The jukebox was pounding a raucous dirt-rock tune. Women squealed and men shouted jocose advice to Lute as he wrestled his burden toward the door.
"They're waiting for me out there!" Don screamed. "Waiting with Vic!" He tried to coerce the Swede: hopeless. He tried to trip Lute up by knocking over chairs or tables with his psychokinesis: he hadn't a glimmer. He was impotent. He was nothing. A carousel of light and noise and pain spun around him, slowly dissolving to black, and the jeering mental voices receded to a far distance. Don was a dead weight in Lute's powerful arms as they came out into the soft May night.
Lute dragged him around back to the Ox's dark parking lot, picked him up bodily, and dumped him onto a folded tarp in the bed of a little Nissan 4x4. "You gonna be okay, Don." He spoke soothingly. "You stay here, get a little air, maybe sleep. I come back in just a little bit and drive you home, okay?"
Fais un gros dodo, ordure! Haw haw haw...
Don made an inarticulate noise.
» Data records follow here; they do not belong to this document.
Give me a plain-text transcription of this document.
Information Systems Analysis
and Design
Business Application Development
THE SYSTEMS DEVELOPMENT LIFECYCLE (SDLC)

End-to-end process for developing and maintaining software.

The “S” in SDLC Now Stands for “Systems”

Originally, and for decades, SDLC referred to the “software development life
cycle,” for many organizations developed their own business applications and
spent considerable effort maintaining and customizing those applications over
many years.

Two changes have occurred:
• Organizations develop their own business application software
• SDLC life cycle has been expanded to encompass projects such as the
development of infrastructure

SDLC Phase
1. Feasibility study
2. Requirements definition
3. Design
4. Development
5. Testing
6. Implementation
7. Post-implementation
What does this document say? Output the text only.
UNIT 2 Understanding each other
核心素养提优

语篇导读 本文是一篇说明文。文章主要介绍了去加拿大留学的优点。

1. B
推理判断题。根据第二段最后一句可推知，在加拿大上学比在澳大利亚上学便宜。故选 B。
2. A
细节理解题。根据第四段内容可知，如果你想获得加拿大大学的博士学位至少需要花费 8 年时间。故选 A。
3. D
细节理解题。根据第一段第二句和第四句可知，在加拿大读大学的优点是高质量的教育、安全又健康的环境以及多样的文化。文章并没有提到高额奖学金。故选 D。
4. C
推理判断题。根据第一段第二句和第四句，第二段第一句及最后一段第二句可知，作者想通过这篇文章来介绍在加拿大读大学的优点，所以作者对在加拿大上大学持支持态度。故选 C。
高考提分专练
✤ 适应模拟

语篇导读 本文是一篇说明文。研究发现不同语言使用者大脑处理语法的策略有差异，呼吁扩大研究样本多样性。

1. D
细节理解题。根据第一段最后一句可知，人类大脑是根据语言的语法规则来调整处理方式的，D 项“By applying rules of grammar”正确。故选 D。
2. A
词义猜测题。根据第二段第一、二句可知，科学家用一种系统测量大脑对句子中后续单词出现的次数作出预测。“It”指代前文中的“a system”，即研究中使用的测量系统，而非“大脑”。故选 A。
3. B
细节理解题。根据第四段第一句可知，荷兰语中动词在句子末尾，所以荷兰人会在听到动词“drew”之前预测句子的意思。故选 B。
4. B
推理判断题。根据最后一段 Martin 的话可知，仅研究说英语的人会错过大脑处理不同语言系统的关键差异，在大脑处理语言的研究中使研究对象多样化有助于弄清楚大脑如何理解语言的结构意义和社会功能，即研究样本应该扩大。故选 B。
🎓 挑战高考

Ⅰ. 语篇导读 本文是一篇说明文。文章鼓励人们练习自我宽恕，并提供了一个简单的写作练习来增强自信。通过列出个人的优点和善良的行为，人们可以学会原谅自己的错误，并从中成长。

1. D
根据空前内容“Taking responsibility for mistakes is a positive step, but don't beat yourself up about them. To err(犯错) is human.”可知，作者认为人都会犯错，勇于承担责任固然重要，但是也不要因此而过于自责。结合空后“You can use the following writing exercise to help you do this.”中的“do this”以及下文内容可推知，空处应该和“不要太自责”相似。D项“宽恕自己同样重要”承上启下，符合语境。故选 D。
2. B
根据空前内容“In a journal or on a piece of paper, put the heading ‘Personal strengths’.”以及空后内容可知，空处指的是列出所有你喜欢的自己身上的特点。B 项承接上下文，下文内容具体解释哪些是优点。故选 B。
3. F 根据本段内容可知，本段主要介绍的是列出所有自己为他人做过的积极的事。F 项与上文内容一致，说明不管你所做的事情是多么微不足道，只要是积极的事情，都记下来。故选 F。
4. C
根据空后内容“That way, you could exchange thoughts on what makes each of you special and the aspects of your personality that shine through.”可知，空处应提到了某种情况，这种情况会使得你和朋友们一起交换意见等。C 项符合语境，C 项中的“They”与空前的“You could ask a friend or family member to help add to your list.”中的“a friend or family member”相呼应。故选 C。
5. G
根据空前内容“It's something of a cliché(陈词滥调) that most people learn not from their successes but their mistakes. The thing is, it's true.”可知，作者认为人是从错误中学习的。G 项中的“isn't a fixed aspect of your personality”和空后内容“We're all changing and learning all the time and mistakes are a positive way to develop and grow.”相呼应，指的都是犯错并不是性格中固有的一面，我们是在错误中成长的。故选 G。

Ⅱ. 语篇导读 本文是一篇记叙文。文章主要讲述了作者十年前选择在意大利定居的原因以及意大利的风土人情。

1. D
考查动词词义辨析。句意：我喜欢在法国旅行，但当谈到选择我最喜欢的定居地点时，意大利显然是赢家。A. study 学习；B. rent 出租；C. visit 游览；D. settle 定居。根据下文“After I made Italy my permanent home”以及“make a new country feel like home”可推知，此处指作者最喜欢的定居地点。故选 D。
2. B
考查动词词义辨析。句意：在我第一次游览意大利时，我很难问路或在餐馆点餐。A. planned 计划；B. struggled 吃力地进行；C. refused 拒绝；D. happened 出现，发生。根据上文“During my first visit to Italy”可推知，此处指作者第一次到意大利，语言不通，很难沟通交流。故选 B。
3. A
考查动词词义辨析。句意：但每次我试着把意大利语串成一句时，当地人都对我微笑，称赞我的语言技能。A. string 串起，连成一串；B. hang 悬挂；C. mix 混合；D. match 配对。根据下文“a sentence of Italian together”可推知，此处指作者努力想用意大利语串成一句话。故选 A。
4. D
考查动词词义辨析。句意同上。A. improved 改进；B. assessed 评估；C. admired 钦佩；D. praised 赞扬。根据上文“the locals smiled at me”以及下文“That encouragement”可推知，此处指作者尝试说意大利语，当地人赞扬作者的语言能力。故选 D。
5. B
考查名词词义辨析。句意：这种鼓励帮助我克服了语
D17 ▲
Lute nodded and went off.
You can't stay here.
You dassn't go to sleep!
Vic knows what you said. You gotta get outa here!
"Je suis fichu," Don mumbled. "Pas de couilles ... mon crâne ... ah, Jésus..."
Pretty late in the game to be calling on
him,
shithead.
He can't help you. Nobody can. Nobody cares what happens to you, you drunken freak. Nobody!
Nobody ... nobody ... nobody...
"You're wrong." The words were slurred, tainted with the bile that had risen in his throat. He clutched at the side of the pickup's cargo bed, summoned strength, and heaved himself up and over. Then he lay on his face in the dirt for a long time, stunned.
Something crawled across the back of his neck and he opened his eyes, lifted his head, and grinned at the Nissan's left rear wheel. His senses were reeling but he was no longer a man without hope. The voices were wrong! Somebody did care. Somebody who would help him, who would even fend off Victor...
"Merci, mon Seigneur. Merci, doux Jésus!"
He struggled to his feet, fighting off nausea. His head seemed to be in the grip of iron tongs and he had to lean against the side of the Nissan until the pain subsided and he could see. He peered about anxiously among the parked cars and trucks for signs of the enemy. Nobody was there. Not
yet.
They were waiting for Vic, and it'd take the kid time to get back to Berlin from Pittsburg, sixty miles away via two-lane blacktop.
When he was steady he thumbed his wristwatch. The lighted read-out showed just a little past eleven. She'd have to work until one on Saturday and it was only a mile to walk, along well-lit Main Street and then Riverside Drive. She had her car. He could sit in it and wait, get coffee and sober up. It would be all right.
Pulling himself together, he shuffled onto the sidewalk and came around to the front of the tavern. The music and laughter were louder than ever. They'd forgotten all about him. Lamenting the callousness of it all, he set off north on Main, heading for the Androscoggin Kitchen restaurant and Sunny.